If someone were to ask me the cure for loneliness, I would say a tomato plant. She holds your secrets in the walls of her cells, pulling love from your voice and changing it into energy. She multiplies, teaches you of duplicity and how to fall in love.
My favorite taste is a Sungold off the vine, warm from the sun, with small streaks of green on the cusp of under-ripe. Aren’t we all under-ripe? I would pull my shirt into a basket and harvest what seemed to grow overnight: handfuls of small, perfectly round tomatoes — the color of warmth, of a kiss, of love. Her limbs grew limbs until I couldn’t tell where she ended and the next plant began. She burrowed.
When I say she grew 16-feet tall, that’s just what she did. People gasped when they walked into the greenhouse — spoke in hushed tones. Her arms reached, begged, tried to swallow any space around her. She was searching, for what I will never know. I sang her songs that had no lyrics. We thrived.
She curled into herself as fall ate the last warmth of summer. There were other fruits and vegetables left. Brussels sprouts thrived after the first frost. Carrots had a remaining few weeks, hugging each other in the chilled earth. Peas pretended, sending false flowers, maybe as a sign of tribute — all hail the Sungold.

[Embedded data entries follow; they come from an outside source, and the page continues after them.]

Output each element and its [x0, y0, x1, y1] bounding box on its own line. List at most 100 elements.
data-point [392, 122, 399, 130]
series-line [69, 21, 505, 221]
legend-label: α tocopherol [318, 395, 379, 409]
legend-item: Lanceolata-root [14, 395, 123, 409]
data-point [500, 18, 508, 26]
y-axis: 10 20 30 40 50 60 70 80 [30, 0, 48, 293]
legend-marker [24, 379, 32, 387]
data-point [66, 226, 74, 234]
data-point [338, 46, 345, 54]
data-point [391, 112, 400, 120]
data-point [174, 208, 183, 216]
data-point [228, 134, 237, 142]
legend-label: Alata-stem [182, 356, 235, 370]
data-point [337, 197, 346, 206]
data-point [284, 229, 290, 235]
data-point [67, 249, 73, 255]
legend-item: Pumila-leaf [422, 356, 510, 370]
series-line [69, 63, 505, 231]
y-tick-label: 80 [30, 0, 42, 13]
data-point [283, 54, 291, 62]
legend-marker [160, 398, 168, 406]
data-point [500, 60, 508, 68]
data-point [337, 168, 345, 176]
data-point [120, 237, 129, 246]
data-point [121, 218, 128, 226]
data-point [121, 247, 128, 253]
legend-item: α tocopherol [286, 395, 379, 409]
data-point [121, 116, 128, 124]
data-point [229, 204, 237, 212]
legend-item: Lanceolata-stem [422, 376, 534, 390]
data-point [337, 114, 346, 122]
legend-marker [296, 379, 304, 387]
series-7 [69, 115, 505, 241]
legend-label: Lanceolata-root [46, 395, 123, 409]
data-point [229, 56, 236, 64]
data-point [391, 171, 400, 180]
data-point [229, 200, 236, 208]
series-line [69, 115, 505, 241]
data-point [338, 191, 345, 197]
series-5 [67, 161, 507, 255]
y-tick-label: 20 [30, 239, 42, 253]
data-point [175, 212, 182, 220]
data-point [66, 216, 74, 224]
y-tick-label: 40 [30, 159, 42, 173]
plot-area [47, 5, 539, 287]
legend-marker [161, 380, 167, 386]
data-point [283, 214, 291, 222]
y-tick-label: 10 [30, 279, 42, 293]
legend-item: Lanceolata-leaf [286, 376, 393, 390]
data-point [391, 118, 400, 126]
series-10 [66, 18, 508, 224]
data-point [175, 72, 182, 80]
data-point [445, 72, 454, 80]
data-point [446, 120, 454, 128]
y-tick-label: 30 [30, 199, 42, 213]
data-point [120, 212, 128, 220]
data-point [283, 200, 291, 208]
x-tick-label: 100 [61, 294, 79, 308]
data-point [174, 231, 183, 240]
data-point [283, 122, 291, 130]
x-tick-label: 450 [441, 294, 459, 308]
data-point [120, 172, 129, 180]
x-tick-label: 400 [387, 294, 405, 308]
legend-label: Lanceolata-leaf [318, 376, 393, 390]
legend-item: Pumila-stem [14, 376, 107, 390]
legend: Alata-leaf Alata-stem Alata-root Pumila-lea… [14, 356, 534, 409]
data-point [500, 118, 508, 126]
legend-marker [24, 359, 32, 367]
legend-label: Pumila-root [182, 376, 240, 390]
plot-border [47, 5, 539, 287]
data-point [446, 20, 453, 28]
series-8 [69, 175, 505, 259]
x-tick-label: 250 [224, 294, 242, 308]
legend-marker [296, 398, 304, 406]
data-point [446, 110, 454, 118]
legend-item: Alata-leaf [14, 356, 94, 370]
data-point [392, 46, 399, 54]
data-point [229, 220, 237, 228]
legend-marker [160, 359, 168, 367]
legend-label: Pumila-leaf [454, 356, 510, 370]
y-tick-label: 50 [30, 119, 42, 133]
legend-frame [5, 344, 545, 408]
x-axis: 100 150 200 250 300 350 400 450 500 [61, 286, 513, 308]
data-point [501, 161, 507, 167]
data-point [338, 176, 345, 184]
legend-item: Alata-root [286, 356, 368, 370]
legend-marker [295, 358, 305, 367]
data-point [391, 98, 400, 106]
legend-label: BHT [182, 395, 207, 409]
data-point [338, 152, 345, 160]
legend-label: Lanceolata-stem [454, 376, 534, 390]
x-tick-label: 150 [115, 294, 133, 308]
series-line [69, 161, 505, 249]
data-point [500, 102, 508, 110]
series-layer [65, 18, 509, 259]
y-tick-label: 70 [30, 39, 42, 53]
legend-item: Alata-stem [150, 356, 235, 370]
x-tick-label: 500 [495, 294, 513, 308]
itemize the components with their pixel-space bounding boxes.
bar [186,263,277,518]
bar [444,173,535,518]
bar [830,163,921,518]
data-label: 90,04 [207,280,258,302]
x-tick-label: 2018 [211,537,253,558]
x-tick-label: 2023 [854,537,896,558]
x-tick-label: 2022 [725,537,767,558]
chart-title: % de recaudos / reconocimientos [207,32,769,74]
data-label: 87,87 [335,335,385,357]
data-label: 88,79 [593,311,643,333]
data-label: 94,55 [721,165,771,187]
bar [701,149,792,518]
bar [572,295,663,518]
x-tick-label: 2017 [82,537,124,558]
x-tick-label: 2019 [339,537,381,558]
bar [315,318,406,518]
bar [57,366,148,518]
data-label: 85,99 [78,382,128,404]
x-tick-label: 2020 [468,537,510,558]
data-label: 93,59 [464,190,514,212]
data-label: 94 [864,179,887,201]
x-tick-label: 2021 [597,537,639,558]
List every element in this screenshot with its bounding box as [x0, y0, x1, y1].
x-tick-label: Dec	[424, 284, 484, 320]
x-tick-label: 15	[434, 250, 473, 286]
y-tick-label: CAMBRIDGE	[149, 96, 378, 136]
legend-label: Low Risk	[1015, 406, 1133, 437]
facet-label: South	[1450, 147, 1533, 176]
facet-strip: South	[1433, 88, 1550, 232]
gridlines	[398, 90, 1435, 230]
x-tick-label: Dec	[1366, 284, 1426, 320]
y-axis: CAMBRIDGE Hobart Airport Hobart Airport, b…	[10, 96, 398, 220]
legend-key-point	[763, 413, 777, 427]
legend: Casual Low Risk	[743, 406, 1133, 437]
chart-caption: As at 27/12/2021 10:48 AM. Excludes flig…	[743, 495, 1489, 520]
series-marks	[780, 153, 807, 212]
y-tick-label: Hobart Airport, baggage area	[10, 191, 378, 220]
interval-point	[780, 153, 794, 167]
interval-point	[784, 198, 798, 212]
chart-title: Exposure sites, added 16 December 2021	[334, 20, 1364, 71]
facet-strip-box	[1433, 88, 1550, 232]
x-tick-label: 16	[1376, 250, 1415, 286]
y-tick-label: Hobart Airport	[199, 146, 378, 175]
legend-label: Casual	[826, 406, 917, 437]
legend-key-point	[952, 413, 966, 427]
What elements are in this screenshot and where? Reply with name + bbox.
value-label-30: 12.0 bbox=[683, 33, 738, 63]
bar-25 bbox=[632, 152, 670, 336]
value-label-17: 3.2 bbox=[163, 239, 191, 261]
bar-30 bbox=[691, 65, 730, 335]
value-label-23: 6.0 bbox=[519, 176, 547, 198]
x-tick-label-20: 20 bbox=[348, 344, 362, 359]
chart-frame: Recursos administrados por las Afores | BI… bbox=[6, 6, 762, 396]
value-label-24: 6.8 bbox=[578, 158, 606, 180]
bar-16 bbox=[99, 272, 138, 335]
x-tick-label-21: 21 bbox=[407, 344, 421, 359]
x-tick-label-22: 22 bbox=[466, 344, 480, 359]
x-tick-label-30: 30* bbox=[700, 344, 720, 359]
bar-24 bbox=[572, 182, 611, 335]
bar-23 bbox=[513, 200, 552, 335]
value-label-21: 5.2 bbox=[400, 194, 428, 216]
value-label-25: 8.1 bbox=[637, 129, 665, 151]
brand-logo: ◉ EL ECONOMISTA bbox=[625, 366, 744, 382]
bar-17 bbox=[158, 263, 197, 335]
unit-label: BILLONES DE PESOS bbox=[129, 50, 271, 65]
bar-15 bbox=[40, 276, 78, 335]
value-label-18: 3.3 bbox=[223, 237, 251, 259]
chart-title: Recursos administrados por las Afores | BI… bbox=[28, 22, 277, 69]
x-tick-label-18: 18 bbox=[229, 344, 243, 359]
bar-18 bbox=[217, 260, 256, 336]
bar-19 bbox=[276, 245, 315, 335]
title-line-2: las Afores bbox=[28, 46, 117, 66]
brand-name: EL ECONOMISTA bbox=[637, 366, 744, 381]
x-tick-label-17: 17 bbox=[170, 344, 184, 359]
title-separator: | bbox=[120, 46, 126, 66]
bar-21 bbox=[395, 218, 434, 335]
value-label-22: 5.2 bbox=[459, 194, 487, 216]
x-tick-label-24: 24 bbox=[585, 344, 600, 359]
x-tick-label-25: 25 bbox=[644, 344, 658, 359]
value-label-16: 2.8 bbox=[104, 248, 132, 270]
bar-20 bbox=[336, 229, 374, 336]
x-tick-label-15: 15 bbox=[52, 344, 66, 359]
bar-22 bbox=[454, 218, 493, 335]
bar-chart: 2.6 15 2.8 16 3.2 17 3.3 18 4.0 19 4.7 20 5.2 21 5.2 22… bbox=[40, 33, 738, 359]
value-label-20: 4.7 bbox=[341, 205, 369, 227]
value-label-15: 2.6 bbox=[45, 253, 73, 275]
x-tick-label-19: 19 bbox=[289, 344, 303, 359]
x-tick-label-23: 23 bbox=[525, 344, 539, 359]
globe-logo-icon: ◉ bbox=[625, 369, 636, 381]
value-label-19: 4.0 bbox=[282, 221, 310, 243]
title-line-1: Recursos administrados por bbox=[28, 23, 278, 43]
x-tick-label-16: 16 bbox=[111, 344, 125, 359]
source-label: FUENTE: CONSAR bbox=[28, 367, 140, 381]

As I watched her die, I loved her still. I watered her until the frost ate at her core, lips, and fingers. I left her in the ground until the ground itself said, Please bury her properly. So when she finally let loose the dirt, the Brussels sprouts waving as she left, I cried. I gave her a proper burial.
I said a prayer of fruitful promise to return and begin again, planting her within myself. I laid her where the deer could find her, feeding themselves before winter, because I loved the deer, too. I could hear them whispering in the night, as well, telling secrets across generations, across species — telling the Sungold a prophecy, maybe one she already knew.